Is it possible to make a small tank rimless?

Wondering this because I am setting up a 10 gallon up on my desk in my room and a rimless tank would look sweet there, but cant buy another tank because my parents would shoot me lol. 

Ok so here are the specs for the tank. 
- Made by Hagen
- 1/8 inch glass
- 10 gallons roughly 
- LxWxH in cm is 50x26x30 (thats glass to glass for length and width but the height is with the black trim)

So my plans to make it rimless would be taking off the top black trim. However I am wondering if you can without the tank bowing out and breaking.


----------



## Darkblade48 (Jan 28, 2008)

A 10 gallon should be fine.

However, the glass underneath the trim might not be nice and smooth; it is sometimes hit or miss.

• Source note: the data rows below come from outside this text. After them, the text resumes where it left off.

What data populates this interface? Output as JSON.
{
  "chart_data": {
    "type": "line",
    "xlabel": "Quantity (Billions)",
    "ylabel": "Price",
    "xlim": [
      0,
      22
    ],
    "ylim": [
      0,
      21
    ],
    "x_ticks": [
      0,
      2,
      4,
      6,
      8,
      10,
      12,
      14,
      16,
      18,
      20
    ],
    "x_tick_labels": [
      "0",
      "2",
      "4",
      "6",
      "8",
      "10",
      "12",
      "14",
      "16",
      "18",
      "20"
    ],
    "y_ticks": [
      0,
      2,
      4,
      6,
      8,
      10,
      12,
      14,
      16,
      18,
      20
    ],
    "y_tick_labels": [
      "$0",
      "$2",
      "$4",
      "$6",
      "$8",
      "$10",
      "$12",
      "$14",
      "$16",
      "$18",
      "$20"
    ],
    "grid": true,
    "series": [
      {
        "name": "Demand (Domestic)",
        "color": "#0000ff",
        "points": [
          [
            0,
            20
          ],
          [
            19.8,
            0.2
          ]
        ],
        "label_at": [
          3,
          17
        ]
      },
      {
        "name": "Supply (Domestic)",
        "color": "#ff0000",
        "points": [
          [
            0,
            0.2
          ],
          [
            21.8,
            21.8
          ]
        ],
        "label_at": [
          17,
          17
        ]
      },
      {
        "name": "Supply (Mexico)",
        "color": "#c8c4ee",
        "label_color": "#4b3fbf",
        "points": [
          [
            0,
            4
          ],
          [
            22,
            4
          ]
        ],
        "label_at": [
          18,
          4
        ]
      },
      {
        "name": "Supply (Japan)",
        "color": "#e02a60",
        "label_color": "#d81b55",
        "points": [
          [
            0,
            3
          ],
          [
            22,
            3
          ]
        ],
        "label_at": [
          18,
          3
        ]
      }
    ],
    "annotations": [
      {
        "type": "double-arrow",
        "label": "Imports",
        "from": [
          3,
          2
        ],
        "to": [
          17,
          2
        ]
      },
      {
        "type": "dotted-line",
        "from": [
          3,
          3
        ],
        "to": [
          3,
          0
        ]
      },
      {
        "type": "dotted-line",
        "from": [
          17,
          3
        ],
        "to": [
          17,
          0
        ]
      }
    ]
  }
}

I have seen some aquariums that are nice when the trim is removed, but at the same time, I have seen some terrible ones that looked better with the trim left on.


----------



## pyrrolin (Jan 11, 2012)

Might be best to just build your own tank as a rimless if its small


----------



## Ryan.Wilton (Dec 12, 2012)

In the case that the glass isn't perfectly smooth, you can get a grinding stone (knife sharpening stones work too) and just sand it down.

I did this to my nano lightbulb fish tank so I wouldn't get cut when I was doing micro-water changes.

As said though, it's hit and miss. You can easily get a topfin 10gallon at PM's for like $15 so it's not a huge waste of money, then just use an exacto knife to cut the sealant under the rim and pull it off to remove. Hopefully this will work well.


----------



## Fish on the Mind (Feb 9, 2012)

Thanks for all the replies.


----------